EFFECTIVE AND HEALTHY ENERGY AND SPORTS NUTRITION PRODUCTS, WITHOUT EXCEEDING A SAFE CAFFEINE CONTENT

The promise of personalized nutrition is a scientist’s dream. Evaluating correlations among nutrients, clinical data, and health outcomes to answer the “why,” understand the “how,” and develop effective interventions based on them is exciting for the curious problem solver. However, for the humans that will ultimately receive these personalized nutrition interventions, personalized nutrition must incorporate more than just clinical information. What we have learned is that food and nutrition, a significant part of our everyday lives and culture, represent family, friends, culture, ethnicity, fun, socialization, a sense of control and independence and other important non-medical factors.
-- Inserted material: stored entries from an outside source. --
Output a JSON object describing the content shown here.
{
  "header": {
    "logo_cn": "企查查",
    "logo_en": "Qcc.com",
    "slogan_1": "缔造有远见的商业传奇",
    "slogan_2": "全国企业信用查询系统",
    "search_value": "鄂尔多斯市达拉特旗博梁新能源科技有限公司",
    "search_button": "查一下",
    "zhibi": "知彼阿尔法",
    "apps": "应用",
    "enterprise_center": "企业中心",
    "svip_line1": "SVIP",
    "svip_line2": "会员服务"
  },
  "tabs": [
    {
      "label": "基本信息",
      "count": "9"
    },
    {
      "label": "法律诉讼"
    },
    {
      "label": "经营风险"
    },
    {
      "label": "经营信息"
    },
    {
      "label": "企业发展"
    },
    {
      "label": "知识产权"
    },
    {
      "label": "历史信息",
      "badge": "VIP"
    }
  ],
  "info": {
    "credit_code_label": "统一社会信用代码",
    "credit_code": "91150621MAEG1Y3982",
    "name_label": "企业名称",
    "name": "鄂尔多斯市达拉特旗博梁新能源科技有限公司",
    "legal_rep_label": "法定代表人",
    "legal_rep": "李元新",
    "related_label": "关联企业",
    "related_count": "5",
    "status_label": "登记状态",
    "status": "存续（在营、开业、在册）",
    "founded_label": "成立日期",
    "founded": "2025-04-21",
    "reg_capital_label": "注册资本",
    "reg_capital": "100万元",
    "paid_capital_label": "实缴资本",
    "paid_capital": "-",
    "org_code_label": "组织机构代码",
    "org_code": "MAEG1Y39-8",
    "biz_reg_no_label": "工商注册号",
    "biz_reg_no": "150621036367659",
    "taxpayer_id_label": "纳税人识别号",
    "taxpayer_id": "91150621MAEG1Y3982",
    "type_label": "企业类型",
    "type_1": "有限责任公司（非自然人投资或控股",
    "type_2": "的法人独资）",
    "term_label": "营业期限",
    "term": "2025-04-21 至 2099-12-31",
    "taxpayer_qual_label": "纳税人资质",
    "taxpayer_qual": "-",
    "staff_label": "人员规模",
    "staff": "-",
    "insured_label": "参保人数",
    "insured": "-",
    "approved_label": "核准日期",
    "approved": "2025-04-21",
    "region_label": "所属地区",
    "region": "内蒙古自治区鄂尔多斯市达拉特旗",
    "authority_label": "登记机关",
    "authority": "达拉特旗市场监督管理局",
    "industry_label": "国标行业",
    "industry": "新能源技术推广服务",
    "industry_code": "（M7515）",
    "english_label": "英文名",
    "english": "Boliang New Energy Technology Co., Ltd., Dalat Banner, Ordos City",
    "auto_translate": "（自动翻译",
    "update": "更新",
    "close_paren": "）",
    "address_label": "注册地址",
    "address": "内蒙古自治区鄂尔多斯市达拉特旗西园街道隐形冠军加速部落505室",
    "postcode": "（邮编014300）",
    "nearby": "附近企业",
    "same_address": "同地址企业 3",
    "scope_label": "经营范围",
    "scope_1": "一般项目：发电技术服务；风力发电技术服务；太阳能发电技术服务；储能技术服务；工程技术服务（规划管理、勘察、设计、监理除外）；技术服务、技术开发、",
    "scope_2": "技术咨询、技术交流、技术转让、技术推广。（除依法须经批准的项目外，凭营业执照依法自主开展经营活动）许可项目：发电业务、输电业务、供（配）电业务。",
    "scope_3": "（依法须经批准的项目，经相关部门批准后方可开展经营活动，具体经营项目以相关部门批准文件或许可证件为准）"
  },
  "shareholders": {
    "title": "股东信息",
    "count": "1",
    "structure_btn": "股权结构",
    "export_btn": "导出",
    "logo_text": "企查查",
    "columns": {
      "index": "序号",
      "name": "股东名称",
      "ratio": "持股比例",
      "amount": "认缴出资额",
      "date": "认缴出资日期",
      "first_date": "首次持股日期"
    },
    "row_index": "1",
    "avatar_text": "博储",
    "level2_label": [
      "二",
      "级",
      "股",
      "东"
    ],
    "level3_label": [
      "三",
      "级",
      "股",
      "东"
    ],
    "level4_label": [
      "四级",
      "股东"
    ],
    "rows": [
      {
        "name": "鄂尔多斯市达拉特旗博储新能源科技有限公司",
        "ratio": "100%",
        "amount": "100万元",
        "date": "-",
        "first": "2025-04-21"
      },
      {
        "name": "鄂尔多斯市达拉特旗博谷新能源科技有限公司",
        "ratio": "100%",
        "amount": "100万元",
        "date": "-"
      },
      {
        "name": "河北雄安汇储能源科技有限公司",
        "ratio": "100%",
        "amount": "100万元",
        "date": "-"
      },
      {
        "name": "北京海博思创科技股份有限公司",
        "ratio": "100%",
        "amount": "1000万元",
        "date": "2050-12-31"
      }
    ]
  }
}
As a result, for personalized nutrition to be a successful interventional lever, the healthcare industry must, to the extent possible, meet patients where THEY are, on their terms and based on what is important to them rather than with the historical industry-centric approach. We must incorporate the human context and what matters to the individual to ensure high adherence and compliance. Just like the one-size-fits-all population-based diets which require clinical-level customization so, too, must we incorporate and customize based on context and intent.


Successful personalized nutrition technologies will need to be both validated and backed up by rigorous scientific evidence and offer a level of personalization and user experience which incorporates user preferences, context and intent.